Dear American Men,
It is widely known that I have little to no faith in your gender. But I guess you thought it was just men in general. It's a common misconception. Having just returned from 10 days in Ireland, I have something to say.
Wow. It is strictly the ones from this country that consistently disappoint. Sure, men the world over have a lot to learn, but WOW. America, you are way behind. When I spent a year in Ireland, I figured that the men there looked good because I wasn't used to coed college. I gave you the benefit of the doubt. But now I have been back in the real, coed world again for a year. And never did I suspect that 10 days back in Europe would make you look so bad. Oh, but it did. You look totally unappealing. You're completely underwhelming. The level of effort here is just sickening. I'm not saying that every man in Ireland is a winner. I AM saying that at least you feel like they're trying. Even the complete assfaces are a little bit charming, so you don't mind as much. And it's not just the accent, although admittedly that's a part of it. I know that's not your fault. I won't hold it against you.
Let me try to put this in terms you'll understand. Sports! You get sports, right? Let me see...
Ok, guys. It's Ireland v. You. This is the big game. Ireland has already got an edge on you, because they got all the hot cheerleaders. They got them because when the ladies showed up to audition, they were nice. Ireland was polite and gentlemanly and charming and they TRIED. They wore the nice uniforms. Your girls showed up and you grunted at them and they didn't feel any more charmed than the guy who sold you your beer. In fact, they couldn't tell who you cared about more. So Ireland got the good ones, and yours settled.
I am not a sports girl, so I can't give you a lot of metaphors regarding the actual game. But let me put it this way: they are kicking your ass. You are LOSING. I know how much you hate that! But maybe if you step it up you can still do well in this last portion of the game.
I'm not saying that you should walk around trying to impress all the ladies all the time. I know that there are some of us you're just not that into. But what I am saying is that a girl should be able to distinguish when you ARE trying. Make her feel more charmed than the beer guy! I really don't think this is asking too much on behalf of all the ladies out there.
Solitarily yours,
Bitter Amanda
2 comments:
So young. So bitter. So misguided. American men are not that different than European men. The difference is that American guys like to wear deodorant and take a shower everyday. :>)
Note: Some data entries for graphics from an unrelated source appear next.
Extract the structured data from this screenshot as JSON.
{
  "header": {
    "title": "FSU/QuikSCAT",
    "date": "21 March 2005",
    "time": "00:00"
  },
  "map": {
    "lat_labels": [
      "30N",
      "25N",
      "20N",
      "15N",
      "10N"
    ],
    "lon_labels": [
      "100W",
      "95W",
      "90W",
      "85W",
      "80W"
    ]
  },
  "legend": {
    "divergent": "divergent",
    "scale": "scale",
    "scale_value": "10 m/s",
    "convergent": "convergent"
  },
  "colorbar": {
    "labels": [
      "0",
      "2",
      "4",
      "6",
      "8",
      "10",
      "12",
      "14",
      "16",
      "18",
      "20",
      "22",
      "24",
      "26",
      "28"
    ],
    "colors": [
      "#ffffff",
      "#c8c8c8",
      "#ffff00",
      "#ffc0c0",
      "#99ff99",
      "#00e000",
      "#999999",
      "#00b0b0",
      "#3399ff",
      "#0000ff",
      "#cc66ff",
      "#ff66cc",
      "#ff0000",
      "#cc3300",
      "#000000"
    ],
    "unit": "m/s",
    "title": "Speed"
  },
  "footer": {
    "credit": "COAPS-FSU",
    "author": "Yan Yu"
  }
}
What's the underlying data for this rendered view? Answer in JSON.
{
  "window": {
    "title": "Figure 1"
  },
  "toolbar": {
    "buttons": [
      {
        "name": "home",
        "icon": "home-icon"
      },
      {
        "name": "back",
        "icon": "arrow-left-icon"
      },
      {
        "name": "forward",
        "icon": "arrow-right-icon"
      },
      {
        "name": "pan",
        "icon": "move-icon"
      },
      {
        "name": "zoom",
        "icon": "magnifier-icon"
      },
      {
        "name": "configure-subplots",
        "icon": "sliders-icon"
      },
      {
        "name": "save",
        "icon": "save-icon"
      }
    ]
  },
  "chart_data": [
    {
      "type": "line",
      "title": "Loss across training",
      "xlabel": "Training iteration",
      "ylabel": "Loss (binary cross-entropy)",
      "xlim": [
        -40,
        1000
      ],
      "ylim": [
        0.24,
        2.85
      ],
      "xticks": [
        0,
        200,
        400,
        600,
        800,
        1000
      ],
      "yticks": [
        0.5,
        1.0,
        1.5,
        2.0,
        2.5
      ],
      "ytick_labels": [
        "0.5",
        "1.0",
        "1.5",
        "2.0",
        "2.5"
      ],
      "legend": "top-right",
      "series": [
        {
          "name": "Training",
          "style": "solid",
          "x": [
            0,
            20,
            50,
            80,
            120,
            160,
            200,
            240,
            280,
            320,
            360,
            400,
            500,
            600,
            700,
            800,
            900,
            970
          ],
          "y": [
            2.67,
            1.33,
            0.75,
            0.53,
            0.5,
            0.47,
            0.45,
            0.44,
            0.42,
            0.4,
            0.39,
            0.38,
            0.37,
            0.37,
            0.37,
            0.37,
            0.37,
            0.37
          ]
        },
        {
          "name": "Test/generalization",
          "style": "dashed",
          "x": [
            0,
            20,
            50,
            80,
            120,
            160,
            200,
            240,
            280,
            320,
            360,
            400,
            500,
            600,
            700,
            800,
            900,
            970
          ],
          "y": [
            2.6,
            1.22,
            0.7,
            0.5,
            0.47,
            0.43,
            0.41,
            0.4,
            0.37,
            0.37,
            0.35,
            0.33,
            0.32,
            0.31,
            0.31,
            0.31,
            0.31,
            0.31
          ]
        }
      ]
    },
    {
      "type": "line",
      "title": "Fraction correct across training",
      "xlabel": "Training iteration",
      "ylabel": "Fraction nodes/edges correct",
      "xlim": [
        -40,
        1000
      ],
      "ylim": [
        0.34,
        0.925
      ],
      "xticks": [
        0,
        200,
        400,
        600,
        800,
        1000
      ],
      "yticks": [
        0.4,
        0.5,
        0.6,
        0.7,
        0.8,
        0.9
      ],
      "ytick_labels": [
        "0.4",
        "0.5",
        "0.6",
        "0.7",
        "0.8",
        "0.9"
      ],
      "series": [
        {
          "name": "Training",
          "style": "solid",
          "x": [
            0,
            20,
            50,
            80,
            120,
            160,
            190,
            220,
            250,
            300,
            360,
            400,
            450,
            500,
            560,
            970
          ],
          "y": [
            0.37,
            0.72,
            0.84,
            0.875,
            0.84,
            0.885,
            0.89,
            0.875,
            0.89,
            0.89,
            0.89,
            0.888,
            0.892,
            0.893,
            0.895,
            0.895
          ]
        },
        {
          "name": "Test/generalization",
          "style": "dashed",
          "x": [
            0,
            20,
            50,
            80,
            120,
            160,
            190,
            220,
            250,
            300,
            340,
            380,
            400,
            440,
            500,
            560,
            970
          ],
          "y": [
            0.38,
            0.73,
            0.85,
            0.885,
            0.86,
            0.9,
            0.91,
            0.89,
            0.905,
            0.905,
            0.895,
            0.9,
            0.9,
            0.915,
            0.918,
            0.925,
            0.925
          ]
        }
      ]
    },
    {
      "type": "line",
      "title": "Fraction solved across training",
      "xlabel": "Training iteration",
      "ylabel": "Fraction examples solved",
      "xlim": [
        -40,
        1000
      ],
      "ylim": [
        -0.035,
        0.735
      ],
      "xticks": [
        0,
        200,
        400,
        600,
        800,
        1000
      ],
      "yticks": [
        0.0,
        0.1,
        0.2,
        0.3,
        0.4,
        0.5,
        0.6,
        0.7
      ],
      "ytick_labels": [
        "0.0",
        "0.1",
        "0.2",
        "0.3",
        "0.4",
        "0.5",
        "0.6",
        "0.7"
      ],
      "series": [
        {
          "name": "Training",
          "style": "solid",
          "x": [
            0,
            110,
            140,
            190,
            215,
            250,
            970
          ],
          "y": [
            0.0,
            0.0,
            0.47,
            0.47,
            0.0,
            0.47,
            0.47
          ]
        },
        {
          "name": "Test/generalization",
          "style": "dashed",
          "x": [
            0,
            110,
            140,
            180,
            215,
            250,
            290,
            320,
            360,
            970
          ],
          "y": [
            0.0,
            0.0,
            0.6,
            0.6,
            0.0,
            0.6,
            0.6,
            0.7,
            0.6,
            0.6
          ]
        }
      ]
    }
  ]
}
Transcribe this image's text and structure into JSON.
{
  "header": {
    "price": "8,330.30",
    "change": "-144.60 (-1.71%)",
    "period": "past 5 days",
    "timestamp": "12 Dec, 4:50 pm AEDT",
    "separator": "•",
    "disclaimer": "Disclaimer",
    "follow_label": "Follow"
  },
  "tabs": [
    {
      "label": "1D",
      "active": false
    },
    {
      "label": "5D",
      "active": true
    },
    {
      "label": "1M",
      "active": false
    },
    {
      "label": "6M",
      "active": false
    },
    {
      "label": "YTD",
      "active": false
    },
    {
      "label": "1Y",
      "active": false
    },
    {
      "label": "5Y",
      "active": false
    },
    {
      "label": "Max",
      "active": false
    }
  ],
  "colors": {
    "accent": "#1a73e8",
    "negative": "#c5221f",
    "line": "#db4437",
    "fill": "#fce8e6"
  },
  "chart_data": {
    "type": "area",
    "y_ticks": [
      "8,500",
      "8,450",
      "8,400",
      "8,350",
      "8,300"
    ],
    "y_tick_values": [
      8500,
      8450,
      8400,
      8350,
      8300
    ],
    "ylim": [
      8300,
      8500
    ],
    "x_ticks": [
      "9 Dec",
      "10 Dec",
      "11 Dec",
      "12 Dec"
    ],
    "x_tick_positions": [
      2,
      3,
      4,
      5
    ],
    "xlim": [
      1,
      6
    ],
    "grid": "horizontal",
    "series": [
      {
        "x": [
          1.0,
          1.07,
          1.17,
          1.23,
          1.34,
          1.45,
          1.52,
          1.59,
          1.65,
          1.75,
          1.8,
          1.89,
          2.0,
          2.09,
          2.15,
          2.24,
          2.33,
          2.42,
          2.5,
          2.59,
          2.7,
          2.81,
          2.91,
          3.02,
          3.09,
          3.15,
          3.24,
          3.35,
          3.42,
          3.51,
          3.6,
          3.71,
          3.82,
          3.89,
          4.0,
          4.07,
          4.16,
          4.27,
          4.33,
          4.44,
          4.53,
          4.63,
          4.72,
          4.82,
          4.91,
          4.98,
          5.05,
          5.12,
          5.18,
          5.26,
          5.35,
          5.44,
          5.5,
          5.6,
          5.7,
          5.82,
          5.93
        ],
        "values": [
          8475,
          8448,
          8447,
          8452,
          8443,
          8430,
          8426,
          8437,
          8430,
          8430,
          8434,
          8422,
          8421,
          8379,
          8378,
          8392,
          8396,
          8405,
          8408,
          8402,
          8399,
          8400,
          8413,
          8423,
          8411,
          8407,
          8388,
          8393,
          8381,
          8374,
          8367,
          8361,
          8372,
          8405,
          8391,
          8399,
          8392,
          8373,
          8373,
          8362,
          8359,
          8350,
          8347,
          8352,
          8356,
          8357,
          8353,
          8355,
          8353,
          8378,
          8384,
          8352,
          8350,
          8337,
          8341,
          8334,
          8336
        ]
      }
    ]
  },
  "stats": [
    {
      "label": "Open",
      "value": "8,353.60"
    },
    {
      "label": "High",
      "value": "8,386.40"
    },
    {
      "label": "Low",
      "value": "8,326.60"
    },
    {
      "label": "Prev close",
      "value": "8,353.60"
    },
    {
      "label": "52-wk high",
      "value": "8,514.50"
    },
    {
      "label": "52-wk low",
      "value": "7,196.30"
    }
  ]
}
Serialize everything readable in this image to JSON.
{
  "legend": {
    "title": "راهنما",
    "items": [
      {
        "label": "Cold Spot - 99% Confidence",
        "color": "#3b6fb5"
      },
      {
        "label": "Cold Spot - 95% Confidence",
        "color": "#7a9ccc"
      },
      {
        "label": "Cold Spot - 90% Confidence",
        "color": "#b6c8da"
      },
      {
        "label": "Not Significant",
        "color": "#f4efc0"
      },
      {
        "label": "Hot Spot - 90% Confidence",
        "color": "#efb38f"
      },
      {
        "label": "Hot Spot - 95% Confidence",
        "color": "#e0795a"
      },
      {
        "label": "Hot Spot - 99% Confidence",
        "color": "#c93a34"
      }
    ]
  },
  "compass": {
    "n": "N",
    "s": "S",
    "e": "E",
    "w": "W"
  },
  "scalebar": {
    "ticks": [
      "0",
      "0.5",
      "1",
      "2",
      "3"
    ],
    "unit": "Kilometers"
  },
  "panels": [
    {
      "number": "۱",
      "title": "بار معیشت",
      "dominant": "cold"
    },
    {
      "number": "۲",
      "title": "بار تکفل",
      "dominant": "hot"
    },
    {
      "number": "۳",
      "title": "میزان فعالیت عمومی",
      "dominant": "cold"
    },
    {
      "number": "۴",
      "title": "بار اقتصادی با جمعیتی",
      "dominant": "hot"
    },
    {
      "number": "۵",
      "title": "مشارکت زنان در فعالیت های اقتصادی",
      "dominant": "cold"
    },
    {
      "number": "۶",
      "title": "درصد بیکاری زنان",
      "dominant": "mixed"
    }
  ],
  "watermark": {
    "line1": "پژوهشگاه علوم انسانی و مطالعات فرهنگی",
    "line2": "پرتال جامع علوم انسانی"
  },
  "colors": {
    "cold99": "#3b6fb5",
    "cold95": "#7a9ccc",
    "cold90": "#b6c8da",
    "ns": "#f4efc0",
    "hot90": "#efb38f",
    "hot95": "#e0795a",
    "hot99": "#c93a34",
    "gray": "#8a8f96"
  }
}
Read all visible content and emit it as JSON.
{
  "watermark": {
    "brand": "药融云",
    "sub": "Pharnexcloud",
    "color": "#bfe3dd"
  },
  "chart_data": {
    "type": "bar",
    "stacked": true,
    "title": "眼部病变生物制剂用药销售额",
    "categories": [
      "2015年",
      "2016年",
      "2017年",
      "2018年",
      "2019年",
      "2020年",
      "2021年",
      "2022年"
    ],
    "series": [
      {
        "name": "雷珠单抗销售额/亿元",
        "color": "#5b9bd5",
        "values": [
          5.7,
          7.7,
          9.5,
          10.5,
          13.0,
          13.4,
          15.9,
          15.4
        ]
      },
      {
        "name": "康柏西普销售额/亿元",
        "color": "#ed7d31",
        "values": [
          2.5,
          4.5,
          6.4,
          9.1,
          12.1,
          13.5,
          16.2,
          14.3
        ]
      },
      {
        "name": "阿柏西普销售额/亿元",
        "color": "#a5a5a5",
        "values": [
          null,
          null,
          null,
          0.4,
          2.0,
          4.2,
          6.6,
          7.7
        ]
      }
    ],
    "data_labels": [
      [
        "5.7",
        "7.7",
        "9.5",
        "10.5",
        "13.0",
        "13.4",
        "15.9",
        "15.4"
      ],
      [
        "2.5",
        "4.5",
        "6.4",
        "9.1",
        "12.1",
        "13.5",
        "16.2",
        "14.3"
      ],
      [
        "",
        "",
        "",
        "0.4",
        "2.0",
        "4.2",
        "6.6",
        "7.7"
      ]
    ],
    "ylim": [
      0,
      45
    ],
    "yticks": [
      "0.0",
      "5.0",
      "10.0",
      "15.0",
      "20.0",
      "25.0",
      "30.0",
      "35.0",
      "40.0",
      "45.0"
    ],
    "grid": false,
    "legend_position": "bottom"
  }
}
You just might be hanging out in the wrong places while in the good 'ol United States. If you're looking for a relationship in a bar, then you never know with what you will actually end up. Alcohol can feed delusions of granduer.
One thing to keep in mind is maybe bitterness might be clouding your attitude. I keep hearing about people who are devastated because their significant other has left them. Relationships are like buses. If the one you're riding stops, then have your good cry and then hop on the next one and the next one. Keep going until you find a ride that is going the distance and will take you where you want to go. Life is too short to be unhappy!
Here some cliches for you:
1. You have to break some eggs in order to make a beautiful omlette.
2. You have to kiss many frogs in order to find your prince.
3. Those who settle get set upon...
Cheer up! There is a whole world to be explored and finding the right person to explore it with makes the journey that much more enjoyable!
Dear Sunshine,
Are you freaking kidding me?
Do you realize that you are SO NOT HELPING the case for American men?
You have no idea where I'm looking for men, or if I'm even looking.
And also, at what point during your tour of my blog did you decide I was the kind of girl who enjoys cliches?
Nobody needs a partner to enjoy life, champ.